The mine is expected to produce approximately 148 million tonnes of Run of Mine coal over its operational life of 26 years
The New South Wales (NSW) Independent Planning Commission (IPC) has granted development consent to Malabar Coal’s A$509m ($385m) Maxwell Ventures underground coal mine in the Muswellbrook Local Government Area, south-eastern Australia.
In its decision, the Commission concluded that the project’s potential impacts can be “reasonably and satisfactorily” identified, avoided, mitigated and managed.
The development consent, however, is subject to 169 conditions to avoid serious or irreversible damage; and avoid, minimise and manage potential impacts on biodiversity and heritage.
Planning approval has already been secured to develop the new mine located to the north of Jerrys Plains, in the Muswellbrook Local Government Area.
The mine is expected to produce approximately 148 million tonnes of Run of Mine coal over its operational life of 26 years.
The project is hosted on exploration licence (EL) 5460, which used to be Anglo American’s Drayton South coal project, together with the neighbouring Drayton open-cut mine site.

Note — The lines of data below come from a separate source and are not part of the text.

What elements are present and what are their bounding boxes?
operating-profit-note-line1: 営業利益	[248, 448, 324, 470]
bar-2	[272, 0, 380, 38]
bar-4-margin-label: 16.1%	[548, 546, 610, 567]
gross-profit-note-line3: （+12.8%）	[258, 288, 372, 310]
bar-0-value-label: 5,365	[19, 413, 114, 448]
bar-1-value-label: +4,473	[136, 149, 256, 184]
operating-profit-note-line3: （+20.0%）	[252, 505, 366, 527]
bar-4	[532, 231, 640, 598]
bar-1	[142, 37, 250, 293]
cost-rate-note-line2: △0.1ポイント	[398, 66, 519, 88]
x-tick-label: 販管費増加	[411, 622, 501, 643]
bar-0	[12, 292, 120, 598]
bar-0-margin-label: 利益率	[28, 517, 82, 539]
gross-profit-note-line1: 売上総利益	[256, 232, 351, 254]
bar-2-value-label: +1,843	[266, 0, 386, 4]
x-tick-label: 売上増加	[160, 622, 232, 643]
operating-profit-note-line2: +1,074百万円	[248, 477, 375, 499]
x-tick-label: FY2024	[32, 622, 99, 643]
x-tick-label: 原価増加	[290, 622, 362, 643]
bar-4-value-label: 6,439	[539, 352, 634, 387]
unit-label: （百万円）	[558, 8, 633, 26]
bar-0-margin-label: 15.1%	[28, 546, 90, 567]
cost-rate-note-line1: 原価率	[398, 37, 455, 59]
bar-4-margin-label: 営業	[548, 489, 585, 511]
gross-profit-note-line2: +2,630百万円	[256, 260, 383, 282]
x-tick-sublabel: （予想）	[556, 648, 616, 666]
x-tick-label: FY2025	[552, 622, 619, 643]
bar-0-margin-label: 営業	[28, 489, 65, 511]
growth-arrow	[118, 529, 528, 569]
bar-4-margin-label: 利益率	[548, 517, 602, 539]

According to the IPC, the site is only permitted for underground work as the risks of adverse impacts on the environment are low, particularly on the neighbouring thoroughbred stallions.
“The Commission finds that, on balance, and when weighed against the relevant climate change policy framework, objects of the [Environmental Planning & Assessment] Act, [Ecologically Sustainable Development] principles and socio-economic benefits, the potential impacts associated with the Project are manageable,” its Statement of Reasons for Decision noted.
Malabar Coal chairman Wayne Seabrook said that the company will begin next steps to start construction in 2021.
Seabrook added: “It will deliver about 250 construction jobs and 350 jobs during operation into the region, generating $55 million in annual wages once the project is up and running.
“The project will also support local businesses and suppliers over the next three decades, and provide a real boost to the local economy, particularly during this challenging period.”